ISBN : 978-2-37011-337-5
Merci infiniment au talentueux Clément Brunneval pour sa photo de couverture.
Merci énormément à Martine Crépieux pour la traduction russe et à George Popescu pour celle en roumain.
Et un merci particulier à Aline pour son aide si précieuse…
À Hippolyte et Séraphin
1 – Mercredi soir chez Hortense
Alexis se dit qu’en plaçant « cobza » en vertical, il pourrait doubler son « Z » et tripler son « C ». Il effectua son calcul de tête. Avec les trois points du « B », ça lui faisait 34. Il compta une seconde fois, pour être sûr.
Bon. C’est pour aujourd’hui ou pour demain, Alexis ?
34. C’est bien ça. Avec fierté, il plaça les lettres de son mot sur le plateau.
… Non. « Colza » c’est avec un « L ».
Mais c’est pas « colza », mamie. C’est « cobza ».
« Cobza » ?!? C’est pas français ça, « cobza ».
Si, mamie. C’est français.
« Colza » oui. Mais « cobza », ça n’existe pas.
Je t’assure que ça existe.
Mais c’est quoi ça, « cobza » ?
Un instrument de musique. Bulgare, je crois. Ou roumain.
…
Donc, ça fait 34 avec « Z » compte double et « C » triple.
Essaie quoi ?
Non, je dis « et "C" triple » !
Ah… bon, si tu veux.
La grosse horloge de la cuisine avait sonné 22 heures. Alexis se leva.
Je vais y aller, mamie.
Oui d’accord. Tu veux manger quoi dimanche ?
Comme tu veux. Tu peux faire ta blanquette.
Ah oui, c’est bien, la blanquette. Ça fait un moment…
J’amènerai du jambon de pays pour l’apéro.
Ou un risotto, oui. C’est bon aussi un risotto.
Non, mamie. Pour l’apéro ! Je prendrai du jambon de pays !
Ah… bon, si tu veux.
Il l’embrassa avec affection et veilla à ce qu’elle tire correctement le verrou de la porte après son départ.

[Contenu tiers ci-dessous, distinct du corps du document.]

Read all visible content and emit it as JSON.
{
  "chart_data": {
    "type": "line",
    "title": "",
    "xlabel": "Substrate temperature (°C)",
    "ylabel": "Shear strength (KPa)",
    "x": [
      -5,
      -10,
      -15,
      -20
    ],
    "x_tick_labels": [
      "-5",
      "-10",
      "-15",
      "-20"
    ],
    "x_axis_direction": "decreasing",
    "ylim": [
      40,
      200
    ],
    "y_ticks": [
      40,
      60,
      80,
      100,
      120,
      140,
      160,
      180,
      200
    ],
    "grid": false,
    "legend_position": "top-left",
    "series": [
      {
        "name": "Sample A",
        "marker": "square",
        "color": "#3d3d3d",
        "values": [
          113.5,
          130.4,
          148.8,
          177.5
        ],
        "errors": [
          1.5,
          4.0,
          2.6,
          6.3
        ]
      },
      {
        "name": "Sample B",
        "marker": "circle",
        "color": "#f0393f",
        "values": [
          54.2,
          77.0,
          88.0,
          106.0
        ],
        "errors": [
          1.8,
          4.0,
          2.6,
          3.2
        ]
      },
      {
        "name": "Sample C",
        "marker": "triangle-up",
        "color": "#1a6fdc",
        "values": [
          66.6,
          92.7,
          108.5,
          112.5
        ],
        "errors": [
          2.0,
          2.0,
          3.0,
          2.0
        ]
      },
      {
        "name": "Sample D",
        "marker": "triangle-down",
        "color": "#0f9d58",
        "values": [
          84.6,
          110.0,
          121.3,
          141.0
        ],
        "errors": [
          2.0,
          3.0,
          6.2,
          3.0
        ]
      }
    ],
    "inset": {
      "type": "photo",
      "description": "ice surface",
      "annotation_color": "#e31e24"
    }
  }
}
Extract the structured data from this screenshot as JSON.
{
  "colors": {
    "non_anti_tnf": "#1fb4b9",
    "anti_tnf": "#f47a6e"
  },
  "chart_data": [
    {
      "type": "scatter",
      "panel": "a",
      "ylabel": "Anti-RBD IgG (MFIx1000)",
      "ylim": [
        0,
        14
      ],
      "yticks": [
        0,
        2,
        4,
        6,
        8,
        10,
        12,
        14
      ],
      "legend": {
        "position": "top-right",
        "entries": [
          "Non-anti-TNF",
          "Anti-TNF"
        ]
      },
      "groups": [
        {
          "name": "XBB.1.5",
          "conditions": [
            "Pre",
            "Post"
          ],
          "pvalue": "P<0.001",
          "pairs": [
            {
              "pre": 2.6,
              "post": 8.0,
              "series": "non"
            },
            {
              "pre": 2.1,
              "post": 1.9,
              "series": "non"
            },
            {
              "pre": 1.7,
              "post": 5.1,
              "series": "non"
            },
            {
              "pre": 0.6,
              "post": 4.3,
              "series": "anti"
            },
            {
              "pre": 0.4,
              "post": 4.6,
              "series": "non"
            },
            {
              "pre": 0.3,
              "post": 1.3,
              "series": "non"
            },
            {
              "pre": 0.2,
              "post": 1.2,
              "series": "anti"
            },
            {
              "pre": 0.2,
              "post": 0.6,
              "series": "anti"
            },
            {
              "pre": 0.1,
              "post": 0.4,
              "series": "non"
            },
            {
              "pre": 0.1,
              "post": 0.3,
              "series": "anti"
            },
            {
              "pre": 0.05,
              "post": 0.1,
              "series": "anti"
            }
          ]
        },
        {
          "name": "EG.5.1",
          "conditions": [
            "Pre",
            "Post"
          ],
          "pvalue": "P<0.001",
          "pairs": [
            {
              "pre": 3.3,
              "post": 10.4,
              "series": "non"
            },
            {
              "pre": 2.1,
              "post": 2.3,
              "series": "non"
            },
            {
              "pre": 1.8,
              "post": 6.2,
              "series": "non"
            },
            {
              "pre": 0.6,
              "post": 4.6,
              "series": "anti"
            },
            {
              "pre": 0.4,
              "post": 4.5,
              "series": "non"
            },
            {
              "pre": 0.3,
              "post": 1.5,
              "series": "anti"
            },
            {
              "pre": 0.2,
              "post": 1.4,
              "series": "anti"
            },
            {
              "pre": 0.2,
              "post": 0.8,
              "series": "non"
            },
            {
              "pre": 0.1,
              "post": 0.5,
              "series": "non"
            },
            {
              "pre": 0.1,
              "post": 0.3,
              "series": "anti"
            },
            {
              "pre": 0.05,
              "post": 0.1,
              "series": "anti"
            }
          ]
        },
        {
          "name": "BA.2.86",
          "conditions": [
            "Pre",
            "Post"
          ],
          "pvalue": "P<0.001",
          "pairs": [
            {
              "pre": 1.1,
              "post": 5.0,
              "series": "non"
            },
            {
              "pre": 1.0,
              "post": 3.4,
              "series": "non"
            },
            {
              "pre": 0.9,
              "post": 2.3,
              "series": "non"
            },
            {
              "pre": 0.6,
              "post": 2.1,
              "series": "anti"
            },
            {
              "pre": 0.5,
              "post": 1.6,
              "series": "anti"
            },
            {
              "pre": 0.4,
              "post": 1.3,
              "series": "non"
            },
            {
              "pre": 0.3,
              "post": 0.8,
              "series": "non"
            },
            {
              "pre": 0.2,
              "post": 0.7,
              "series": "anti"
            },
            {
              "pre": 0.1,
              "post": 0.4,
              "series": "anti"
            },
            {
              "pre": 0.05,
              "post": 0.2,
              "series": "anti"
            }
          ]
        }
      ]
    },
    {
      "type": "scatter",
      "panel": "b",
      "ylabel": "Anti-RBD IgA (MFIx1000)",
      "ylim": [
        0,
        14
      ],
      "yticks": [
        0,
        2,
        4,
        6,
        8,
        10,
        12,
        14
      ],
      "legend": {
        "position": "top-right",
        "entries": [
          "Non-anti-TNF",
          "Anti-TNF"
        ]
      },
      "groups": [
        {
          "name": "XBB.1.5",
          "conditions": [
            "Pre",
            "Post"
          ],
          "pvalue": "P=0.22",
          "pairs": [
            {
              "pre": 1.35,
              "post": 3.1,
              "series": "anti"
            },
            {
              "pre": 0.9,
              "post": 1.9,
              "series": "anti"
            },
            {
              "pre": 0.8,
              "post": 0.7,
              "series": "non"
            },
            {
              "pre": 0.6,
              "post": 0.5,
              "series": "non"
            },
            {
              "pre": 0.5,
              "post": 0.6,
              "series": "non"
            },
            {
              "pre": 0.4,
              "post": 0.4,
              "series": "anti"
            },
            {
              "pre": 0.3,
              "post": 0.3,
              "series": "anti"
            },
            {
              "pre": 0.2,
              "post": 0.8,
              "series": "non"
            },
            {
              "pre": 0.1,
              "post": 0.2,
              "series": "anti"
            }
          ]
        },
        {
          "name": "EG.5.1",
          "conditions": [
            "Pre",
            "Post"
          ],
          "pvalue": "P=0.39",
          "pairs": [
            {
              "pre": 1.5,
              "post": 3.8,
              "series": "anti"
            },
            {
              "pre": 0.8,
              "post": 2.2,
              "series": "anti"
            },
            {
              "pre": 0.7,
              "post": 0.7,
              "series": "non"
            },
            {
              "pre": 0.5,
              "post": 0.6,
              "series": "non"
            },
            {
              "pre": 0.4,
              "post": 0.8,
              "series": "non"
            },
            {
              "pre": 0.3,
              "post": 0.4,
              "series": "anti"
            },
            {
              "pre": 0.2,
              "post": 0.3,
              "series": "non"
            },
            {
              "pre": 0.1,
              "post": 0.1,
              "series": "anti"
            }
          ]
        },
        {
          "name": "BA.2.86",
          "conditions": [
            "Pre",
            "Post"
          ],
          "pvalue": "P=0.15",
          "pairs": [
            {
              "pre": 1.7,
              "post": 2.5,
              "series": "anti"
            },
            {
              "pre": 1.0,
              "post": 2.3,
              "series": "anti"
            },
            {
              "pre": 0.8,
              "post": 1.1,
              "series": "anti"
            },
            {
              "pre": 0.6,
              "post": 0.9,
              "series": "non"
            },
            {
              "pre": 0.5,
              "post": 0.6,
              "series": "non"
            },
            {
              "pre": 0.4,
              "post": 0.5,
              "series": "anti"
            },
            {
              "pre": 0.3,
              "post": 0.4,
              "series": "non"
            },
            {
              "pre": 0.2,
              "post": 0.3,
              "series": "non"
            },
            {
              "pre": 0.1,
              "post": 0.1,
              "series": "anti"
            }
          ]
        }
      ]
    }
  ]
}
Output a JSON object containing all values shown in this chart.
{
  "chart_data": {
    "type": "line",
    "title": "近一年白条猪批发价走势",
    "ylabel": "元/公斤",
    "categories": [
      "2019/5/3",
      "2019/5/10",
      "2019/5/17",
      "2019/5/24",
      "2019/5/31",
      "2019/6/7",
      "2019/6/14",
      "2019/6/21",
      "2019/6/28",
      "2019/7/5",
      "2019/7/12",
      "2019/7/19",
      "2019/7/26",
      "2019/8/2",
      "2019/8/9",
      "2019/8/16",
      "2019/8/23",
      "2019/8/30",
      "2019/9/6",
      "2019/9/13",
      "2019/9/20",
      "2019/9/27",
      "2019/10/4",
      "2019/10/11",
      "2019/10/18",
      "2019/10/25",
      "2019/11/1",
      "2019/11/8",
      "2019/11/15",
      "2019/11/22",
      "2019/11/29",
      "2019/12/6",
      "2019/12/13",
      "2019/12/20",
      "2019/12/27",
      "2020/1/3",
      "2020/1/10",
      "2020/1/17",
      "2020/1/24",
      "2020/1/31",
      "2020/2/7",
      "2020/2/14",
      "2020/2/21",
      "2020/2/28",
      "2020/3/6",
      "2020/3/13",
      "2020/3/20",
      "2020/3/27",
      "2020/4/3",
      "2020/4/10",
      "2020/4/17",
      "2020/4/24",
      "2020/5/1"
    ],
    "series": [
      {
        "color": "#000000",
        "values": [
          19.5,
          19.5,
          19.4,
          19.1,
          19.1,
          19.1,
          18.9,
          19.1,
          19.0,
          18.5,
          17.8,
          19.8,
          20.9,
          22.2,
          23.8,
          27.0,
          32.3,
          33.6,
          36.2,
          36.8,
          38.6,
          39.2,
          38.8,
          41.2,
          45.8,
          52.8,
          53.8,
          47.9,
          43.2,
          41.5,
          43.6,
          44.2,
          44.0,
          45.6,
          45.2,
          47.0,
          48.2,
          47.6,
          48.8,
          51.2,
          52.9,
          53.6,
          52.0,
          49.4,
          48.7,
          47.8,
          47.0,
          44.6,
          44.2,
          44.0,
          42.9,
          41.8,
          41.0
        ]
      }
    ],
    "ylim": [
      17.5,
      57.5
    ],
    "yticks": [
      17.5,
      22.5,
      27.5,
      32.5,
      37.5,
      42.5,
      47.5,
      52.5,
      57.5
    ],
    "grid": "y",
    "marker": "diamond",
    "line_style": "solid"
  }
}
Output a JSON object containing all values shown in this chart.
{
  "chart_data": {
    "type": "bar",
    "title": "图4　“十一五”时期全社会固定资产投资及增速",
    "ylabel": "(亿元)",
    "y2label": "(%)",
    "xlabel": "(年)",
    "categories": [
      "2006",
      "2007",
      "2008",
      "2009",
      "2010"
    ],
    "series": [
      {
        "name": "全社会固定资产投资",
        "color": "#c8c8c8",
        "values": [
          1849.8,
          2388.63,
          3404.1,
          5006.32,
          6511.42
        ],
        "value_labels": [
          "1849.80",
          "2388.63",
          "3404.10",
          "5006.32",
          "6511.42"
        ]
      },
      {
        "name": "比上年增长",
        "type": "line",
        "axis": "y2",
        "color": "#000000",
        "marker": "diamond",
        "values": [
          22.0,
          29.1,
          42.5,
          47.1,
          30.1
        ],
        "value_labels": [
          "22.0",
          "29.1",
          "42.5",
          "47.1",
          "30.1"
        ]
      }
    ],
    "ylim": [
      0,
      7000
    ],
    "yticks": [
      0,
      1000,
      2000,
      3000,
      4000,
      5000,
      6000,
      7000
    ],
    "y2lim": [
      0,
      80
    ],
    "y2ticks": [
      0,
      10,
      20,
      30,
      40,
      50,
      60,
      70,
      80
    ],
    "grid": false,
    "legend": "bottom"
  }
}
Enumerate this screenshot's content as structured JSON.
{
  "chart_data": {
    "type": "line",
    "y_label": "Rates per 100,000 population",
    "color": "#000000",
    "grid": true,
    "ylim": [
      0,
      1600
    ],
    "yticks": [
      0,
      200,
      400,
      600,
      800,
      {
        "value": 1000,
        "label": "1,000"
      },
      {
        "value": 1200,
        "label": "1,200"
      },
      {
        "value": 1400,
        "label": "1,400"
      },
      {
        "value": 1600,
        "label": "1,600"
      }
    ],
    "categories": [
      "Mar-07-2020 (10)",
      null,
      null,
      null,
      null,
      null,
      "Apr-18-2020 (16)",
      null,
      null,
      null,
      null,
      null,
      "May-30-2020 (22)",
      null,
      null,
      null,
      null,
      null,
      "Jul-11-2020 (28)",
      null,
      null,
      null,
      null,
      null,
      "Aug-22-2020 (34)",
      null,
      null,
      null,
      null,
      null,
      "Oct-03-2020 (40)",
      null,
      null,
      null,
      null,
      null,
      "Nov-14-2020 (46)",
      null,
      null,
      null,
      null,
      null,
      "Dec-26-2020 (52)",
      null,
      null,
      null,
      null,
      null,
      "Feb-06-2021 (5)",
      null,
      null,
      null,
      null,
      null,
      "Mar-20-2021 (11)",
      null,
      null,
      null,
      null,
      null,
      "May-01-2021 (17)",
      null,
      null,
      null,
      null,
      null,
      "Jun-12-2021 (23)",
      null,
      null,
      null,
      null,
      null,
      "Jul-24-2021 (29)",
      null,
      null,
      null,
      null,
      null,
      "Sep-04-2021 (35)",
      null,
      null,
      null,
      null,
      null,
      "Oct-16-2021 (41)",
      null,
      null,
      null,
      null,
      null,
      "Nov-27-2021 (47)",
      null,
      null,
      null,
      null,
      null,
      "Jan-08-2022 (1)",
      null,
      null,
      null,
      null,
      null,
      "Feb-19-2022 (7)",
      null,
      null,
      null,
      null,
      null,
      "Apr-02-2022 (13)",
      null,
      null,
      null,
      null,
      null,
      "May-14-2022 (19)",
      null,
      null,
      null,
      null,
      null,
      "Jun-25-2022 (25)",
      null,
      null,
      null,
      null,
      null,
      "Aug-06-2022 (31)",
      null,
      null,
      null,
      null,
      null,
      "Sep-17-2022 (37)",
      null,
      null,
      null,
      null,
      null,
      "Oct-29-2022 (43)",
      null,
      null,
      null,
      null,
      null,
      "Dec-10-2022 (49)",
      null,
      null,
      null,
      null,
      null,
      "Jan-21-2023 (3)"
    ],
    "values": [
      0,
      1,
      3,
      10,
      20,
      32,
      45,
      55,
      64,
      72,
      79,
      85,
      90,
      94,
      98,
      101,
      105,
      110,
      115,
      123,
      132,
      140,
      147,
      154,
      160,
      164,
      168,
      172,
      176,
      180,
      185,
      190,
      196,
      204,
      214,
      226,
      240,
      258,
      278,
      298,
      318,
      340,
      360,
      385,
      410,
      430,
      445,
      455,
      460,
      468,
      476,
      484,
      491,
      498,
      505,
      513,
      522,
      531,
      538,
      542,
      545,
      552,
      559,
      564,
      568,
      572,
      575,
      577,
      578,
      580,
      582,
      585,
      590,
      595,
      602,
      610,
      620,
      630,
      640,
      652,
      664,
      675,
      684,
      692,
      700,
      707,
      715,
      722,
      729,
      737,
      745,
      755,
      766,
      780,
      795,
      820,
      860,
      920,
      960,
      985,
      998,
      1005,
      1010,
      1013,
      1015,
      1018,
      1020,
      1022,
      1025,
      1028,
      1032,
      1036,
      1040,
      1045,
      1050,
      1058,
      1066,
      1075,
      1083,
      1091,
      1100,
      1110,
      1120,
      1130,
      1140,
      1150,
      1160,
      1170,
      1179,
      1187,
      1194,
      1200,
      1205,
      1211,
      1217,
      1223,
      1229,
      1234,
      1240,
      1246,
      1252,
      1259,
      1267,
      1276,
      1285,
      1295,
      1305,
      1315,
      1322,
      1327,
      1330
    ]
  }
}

La soirée du mercredi s’achevait ainsi. Comme toutes les soirées du mercredi. Le dîner et le Scrabble chez mamie Hortense.
Alexis Tatou n’avait plus que sa mamie Hortense. Alors le mercredi soir et le dimanche midi, toutes les semaines, il passait la voir et partageait le repas avec elle. Toutes les semaines. Depuis… longtemps.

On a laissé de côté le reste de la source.